Fulbright Scholar helps evolve construction industry
Kristen Barlish sees a panorama of cause-and-effect when she examines buildings.
Her studies at Arizona State University in construction and facilities management have taught her to see structures as more than just the sum of tools, materials and designs. To her, the ways in which buildings are constructed reflect the varied cultural, historical and even psychological perspectives of the builders.
Her aspirations to go beyond technical comprehension of the construction industry and delve into these deeper aspects have helped Barlish earn a prestigious Fulbright Scholarship. She intends to use the scholarship funding to support research into how understanding such motivational roots can help pave the way for more efficient and sustainable approaches to constructing new buildings and rehabilitating older ones.
Fulbright grants are part of a U.S. government-sponsored international educational exchange program to promote understanding between U.S. citizens and people from other countries. Students are awarded scholarships based on academic merit and leadership potential. They get opportunities to study, teach, conduct research and exchange ideas, with the goal of contributing to efforts to find solutions to common international challenges.
Beginning in September, Barlish will study for nine months in Turin, Italy, at the Politecnico di Torino, which boasts one of Europe’s most prominent engineering and construction programs.
Barlish earned a bachelor’s degree in 2010 from the Del E. Webb School of Construction Programs, part of the School of Sustainable Engineering and the Built Environment, which is one of ASU’s Ira A. Fulton Schools of Engineering.
She’s now pursuing a master’s degree in the same program and already has been accepted into the doctorate program. During her Fulbright school year abroad, she plans to begin work that will form the basis for her doctoral dissertation. Her primary career ambition isn’t a narrow one.
“I want to do more than work in the construction industry," Barlish says. "I want to change it. I want to be part of its evolution."
Barlish sees today’s construction industry facing challenges to its stability as the world’s economic, business and technological environments change rapidly and sometimes dramatically. Those who want to guide it to new prosperity must possess much more than technical expertise, she says.
It’s easy to see why the Fulbright program saw potential for such leadership in Barlish. As an undergraduate, in addition to a construction management degree, she completed studies to earn a minor in communications from ASU’s Walter Cronkite School of Journalism and Mass Communications and certificate in international business management from ASU’s W. P. Carey School of Business. She spent the fall semester of her senior year studying architecture and international business in Florence, Italy.

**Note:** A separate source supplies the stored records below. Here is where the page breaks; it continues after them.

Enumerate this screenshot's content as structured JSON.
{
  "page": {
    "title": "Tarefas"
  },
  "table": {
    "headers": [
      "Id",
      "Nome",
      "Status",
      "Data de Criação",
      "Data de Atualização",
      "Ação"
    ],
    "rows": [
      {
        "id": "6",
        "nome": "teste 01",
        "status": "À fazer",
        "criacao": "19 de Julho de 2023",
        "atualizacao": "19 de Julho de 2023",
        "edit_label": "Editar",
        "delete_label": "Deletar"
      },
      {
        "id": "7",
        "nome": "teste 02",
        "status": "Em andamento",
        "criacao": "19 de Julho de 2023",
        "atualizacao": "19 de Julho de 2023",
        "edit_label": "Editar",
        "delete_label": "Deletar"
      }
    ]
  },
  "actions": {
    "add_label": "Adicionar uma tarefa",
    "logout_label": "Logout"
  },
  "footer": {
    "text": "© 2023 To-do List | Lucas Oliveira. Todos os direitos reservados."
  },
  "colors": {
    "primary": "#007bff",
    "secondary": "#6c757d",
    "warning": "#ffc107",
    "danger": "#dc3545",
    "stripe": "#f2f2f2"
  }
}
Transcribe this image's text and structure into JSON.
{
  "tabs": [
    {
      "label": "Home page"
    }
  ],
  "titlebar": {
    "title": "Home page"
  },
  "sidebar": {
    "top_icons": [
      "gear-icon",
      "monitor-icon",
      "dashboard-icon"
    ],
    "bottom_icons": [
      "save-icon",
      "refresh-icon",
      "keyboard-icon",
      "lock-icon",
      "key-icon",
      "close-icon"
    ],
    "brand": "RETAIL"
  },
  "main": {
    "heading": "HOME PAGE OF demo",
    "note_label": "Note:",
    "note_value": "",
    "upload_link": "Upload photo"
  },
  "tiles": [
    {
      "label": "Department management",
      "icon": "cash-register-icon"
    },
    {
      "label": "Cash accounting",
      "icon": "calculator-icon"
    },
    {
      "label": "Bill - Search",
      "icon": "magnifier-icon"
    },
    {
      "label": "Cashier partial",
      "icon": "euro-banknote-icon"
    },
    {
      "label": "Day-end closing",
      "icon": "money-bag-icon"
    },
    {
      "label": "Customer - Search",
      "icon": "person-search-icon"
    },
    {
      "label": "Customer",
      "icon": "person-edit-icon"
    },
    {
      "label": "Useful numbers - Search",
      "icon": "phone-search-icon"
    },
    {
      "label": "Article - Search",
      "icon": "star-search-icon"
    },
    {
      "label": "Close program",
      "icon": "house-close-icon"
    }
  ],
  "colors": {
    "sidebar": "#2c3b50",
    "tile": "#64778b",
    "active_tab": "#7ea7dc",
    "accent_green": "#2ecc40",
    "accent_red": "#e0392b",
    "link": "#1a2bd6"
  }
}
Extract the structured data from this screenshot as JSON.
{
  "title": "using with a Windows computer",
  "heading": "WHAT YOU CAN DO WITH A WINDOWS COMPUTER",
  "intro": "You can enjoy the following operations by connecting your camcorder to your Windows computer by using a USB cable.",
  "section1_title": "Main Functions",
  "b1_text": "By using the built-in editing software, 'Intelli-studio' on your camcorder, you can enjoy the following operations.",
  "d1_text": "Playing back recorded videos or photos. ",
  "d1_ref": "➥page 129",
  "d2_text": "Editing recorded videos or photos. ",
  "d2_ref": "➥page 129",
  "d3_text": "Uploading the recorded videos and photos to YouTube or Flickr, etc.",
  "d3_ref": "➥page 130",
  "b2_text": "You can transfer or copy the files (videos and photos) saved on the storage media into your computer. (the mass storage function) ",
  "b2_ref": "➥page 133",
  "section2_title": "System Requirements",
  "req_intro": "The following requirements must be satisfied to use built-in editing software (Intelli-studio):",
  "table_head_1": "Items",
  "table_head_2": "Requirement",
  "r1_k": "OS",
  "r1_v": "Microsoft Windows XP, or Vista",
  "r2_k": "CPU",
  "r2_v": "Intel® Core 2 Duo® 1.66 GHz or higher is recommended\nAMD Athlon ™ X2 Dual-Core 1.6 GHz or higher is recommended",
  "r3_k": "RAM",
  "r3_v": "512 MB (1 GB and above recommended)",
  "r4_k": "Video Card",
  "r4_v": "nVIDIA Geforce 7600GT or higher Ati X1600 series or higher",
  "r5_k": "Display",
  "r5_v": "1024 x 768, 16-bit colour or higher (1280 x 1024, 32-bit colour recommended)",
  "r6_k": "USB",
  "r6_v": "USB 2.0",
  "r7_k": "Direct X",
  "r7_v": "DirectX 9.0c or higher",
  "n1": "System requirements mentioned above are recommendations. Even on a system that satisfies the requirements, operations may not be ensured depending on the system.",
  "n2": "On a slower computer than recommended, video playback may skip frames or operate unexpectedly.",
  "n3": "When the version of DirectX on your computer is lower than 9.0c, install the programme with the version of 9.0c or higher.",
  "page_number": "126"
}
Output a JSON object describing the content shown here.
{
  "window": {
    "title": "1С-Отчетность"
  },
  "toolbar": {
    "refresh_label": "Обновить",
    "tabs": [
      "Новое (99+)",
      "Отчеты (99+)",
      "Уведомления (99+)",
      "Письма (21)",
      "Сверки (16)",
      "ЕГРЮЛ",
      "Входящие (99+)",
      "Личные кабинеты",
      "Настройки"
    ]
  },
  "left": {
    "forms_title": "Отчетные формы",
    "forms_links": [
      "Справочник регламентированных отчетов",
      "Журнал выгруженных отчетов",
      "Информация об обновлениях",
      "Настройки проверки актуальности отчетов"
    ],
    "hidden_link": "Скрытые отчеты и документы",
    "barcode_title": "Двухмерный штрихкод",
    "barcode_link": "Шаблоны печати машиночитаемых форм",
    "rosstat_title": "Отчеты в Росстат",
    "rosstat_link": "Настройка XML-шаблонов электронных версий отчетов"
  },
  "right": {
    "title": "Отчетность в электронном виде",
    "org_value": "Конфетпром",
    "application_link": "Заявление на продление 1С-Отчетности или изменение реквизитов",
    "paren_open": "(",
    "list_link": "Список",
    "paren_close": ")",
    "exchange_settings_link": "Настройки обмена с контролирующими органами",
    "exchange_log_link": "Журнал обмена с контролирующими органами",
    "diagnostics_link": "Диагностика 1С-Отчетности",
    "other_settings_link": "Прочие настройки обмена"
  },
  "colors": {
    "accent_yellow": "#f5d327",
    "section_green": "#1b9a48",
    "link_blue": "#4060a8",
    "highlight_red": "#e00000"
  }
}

She maintained a 4.0 grade point average, earned a scholarship from the International Facilities Management Association and the Association of General Contractors Foundation Scholarship. She was named the Distinguished Senior in the 2008-2009 class of the Del E. Webb School and given the school’s Outstanding Graduate Award in 2010. She also served as vice president of the Phoenix student chapter of the International Facilities Management Association, became an accredited member of the U.S. Green Building Council and the student chapter of the Association of General Contractors.
Barlish was accepted into Sigma Lambda Chi, the international construction honor society, and served a term as its president, and is a member of the Construction Students Abroad group at ASU. She volunteered with Habitat for Humanity and became a mentor for younger ASU students.
In the midst of all this, Barlish completed several internships that gave her experience in providing construction services for the health care and semiconductor industries, and for public and private-sector project. She has also worked as a construction management research assistant at ASU.
Her education and work experience has led Barlish to focus on sustainability issues in construction – specifically the need to improve the durability and extend the productive lifecycles of buildings.
“Poor building practices are a losing game, in terms of what is lost in energy [efficiency], in our living environments, our heritage, and what we lose economically in the long term,” she explains.
She hopes to be among those who will “bridge the gap between academia, research and the industry” to help cultivate a sustainability ethic.